After pairing with Rohit to put on 126, the opener added 117 with Virat Kohli (42) and was still unbeaten as India reached stumps on 276-3, albeit having by that stage lost their skipper to Ollie Robinson.
The London cloud cover should have made the tourists work, yet rain delays denied England any early momentum and Rohit instead brought up a patient half-century after lunch, India reaching three figures without too many alarms.
Typically, it was Anderson who then provided the much-needed breakthrough, getting a sublime ball to nip back in and clip the top of Rohit's off stump.
Anderson continued to apply the pressure and Pujara survived an lbw review and a narrow escape through the slips. However, when his edge was found again, Jonny Bairstow claimed a simple catch.
India regrouped at tea, however, and the weather cleared to allow Rahul – passing the hundred mark with a four through third man – and captain Kohli to bat late into the final session.
The second new ball and an Anderson-Robinson attack turned up the heat just a little and Kohli edged to opposite number Root, but that dismissal did little to alter the complexion of the day or, seemingly, the match while England's desperation saw another review squandered in the closing stages.
Anderson at the fore again
England have depth in their bowling attack, but they also have plenty of injuries. If Anderson had missed out too, this testing day could have been considerably worse for the hosts.
In his 164th Test, Anderson proved as reliable as ever to offer a glimmer of hope, before Robinson (1-47) finally got in on the act, adding a wicket to the side's most economical bowling figures (2.04 runs per over).

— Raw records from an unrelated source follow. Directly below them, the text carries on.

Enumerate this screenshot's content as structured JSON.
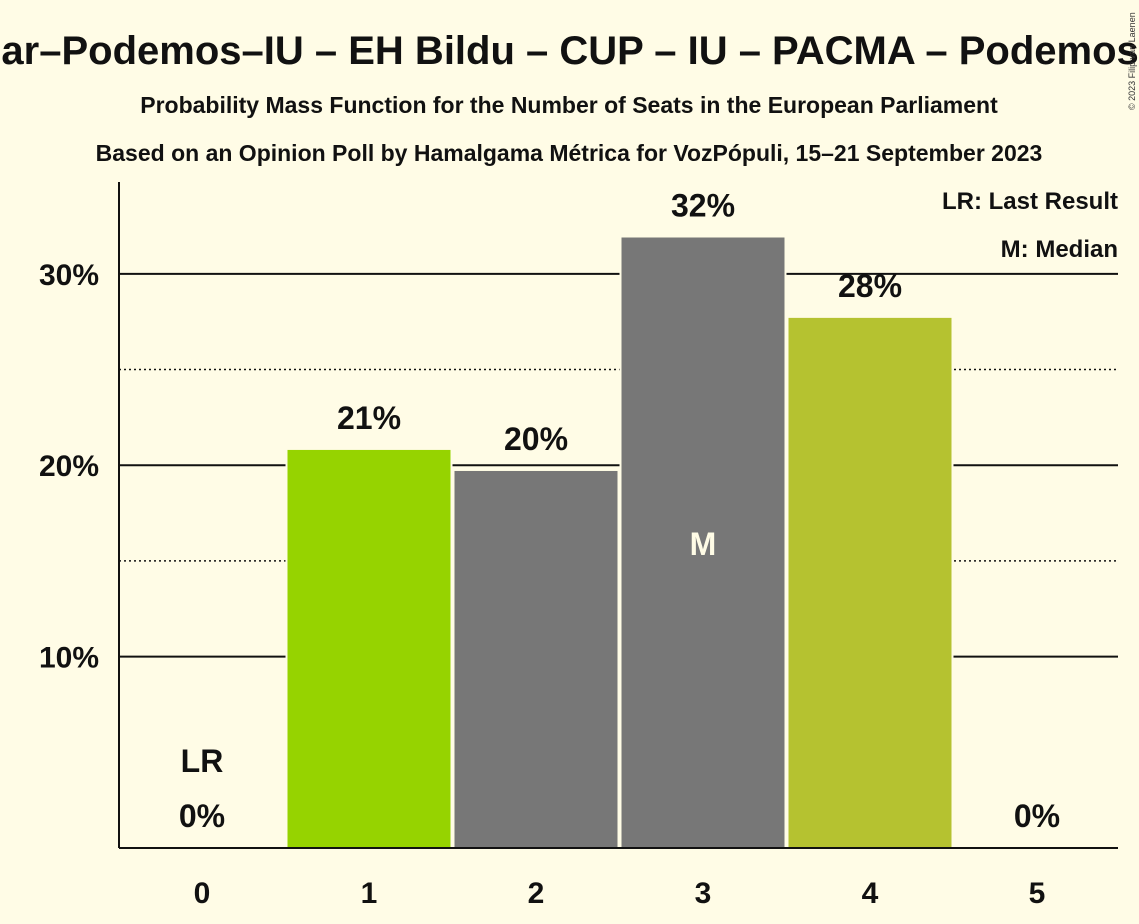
{
  "colors": {
    "background": "#FFFCE6",
    "gray": "#777777",
    "green": "#96D300",
    "olive": "#B5C230",
    "text": "#111111"
  },
  "chart_data": {
    "type": "bar",
    "title": "Sumar–Podemos–IU – EH Bildu – CUP – IU – PACMA – Podemos – …",
    "subtitle1": "Probability Mass Function for the Number of Seats in the European Parliament",
    "subtitle2": "Based on an Opinion Poll by Hamalgama Métrica for VozPópuli, 15–21 September 2023",
    "legend": [
      "LR: Last Result",
      "M: Median"
    ],
    "copyright": "© 2023 Filip van Laenen",
    "categories": [
      "0",
      "1",
      "2",
      "3",
      "4",
      "5"
    ],
    "values": [
      0,
      20.8,
      19.7,
      31.9,
      27.7,
      0
    ],
    "value_labels": [
      "0%",
      "21%",
      "20%",
      "32%",
      "28%",
      "0%"
    ],
    "bar_colors": [
      "#96D300",
      "#96D300",
      "#777777",
      "#777777",
      "#B5C230",
      "#B5C230"
    ],
    "yticks": [
      10,
      20,
      30
    ],
    "ytick_labels": [
      "10%",
      "20%",
      "30%"
    ],
    "minor_gridlines": [
      5,
      15,
      25
    ],
    "ylim": [
      0,
      34.8
    ],
    "last_result_index": 0,
    "last_result_label": "LR",
    "median_index": 3,
    "median_label": "M"
  }
}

Rahul relishes opportunity
India's batsmen rather failed to build on a promising start in their opening innings of the drawn series opener at Trent Bridge. This time, asked to have a go in conditions that should have suited England's bowlers, they excelled.
Rohit minimised the risks but still tallied 11 fours and a six, before Rahul showed off the wealth of talent India have to offer. He may not even have played if not for Mayank Agarwal's injury yet moved through the gears in impressive fashion to secure a place on the famous honours board from his 212th ball.